Tips and gotchas using Alexa custom slots

Published in

voiceflow

7 min readOct 16, 2017

I see a lot of similar questions regarding custom slots in the Alexa Developer Forums so am summarizing key points here to help new Alexa developers as well as to clarify my own understanding.

1. Custom Slots are not restricted to the Values you provide.

It’s not initially clear or intuitive that a custom slot is not restricted to the sample slot values you define for it. In fact, the sample values you provide for a Custom Slot Type are just a ‘guideline’ to Alexa.

For example, consider a Skill (My Butler) with just one intent (Paint) which the user might invoke with:

“Alexa, ask My Butler to paint the house blue/green/red”

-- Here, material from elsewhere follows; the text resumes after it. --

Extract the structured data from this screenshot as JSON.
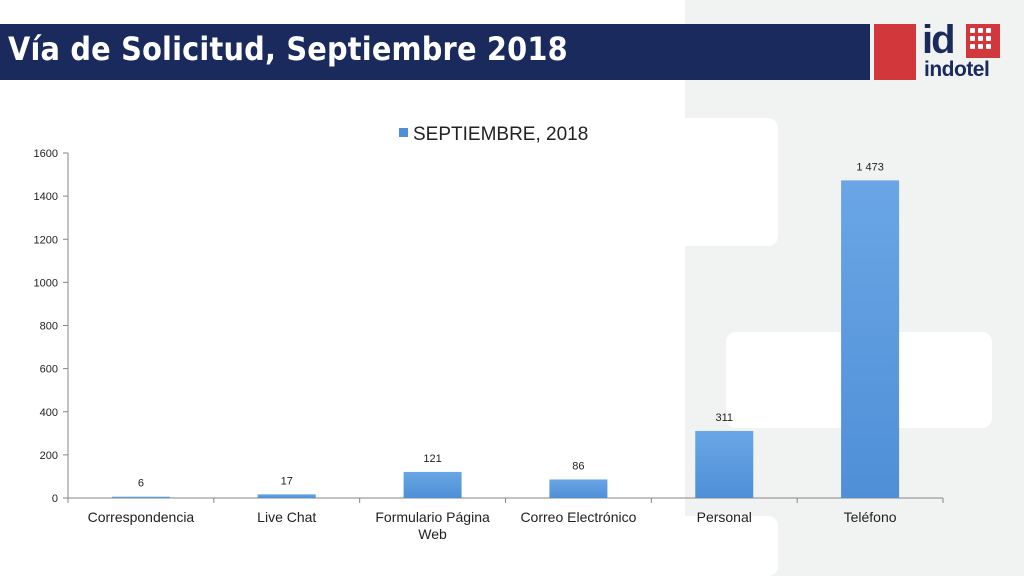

Rather than define a separate Intent for each possible colour, we use a Custom Slot (named ‘colour’) to store the value requested, and define a Custom Slot Type for it. The resulting Intent Schema would be:

{
  "intents": [
    {
      "slots": [
        {
          "name": "colour",
          "type": "COLOUR_TYPE"
        }
      ],
      "intent": "PaintIntent"
    }
  ]
}

And we provide initial values to the Custom Slot Type (COLOUR_TYPE):

Finally, we have a single utterance for the intent:

PaintIntent to paint the house {colour}

Given the scenario above, what will the slot value be when the user says “Alexa, ask My Butler to paint the house red” ?

Yes, it will be ‘red’:

However, if the user asks for a colour not defined for the slot, Alexa will happily send that colour too. For example, “Alexa, ask My Butler to paint the house pink” sends ‘pink’ even though that was not one of the initial values:

2. The number of words in the values provided for your Custom Slot Type is important.

Building on the previous example, what do you think the slot value will be if the user says “Alexa, ask My Butler to paint the house bright red” ?

Sorry if you were expecting it to be ‘bright red’… Alexa just sends ‘red’ !

What’s happening here? It seems that since we only provided one-word slot values when defining the custom slot, Alexa concludes that we only want a one word value.

This can easily be fixed by providing some 2-word or 3-word phrases as the initial values for the Custom Slot Type:

By providing 2-word (‘bright red’) and 3-word (‘dark sea green’) values for the slot type, Alexa can now detect multiple words in the slot:

Note that even though we only defined 1-word, 2-word and 3-word slot values, Alexa will gladly pass through 4 words or more:

Bottom-line: if you only define 1-word slot values for a Custom Slot Type, expect Alexa to only return a single word for the corresponding slot. Define some 2-word or 3-word slot values to pass through everything the user says.

3. How do you just capture all input from the user?

The previous example (above) shows that defining a Custom Slot Type with a mix of 1-word, 2-word and 3-word values will effectively allow Alexa to pass through any text which matches those initial values as well as anything else said by the user.

However, the ‘traditional’ way to do this is with the AMAZON.LITERAL slot-type which is supposed to send through everything which the user says.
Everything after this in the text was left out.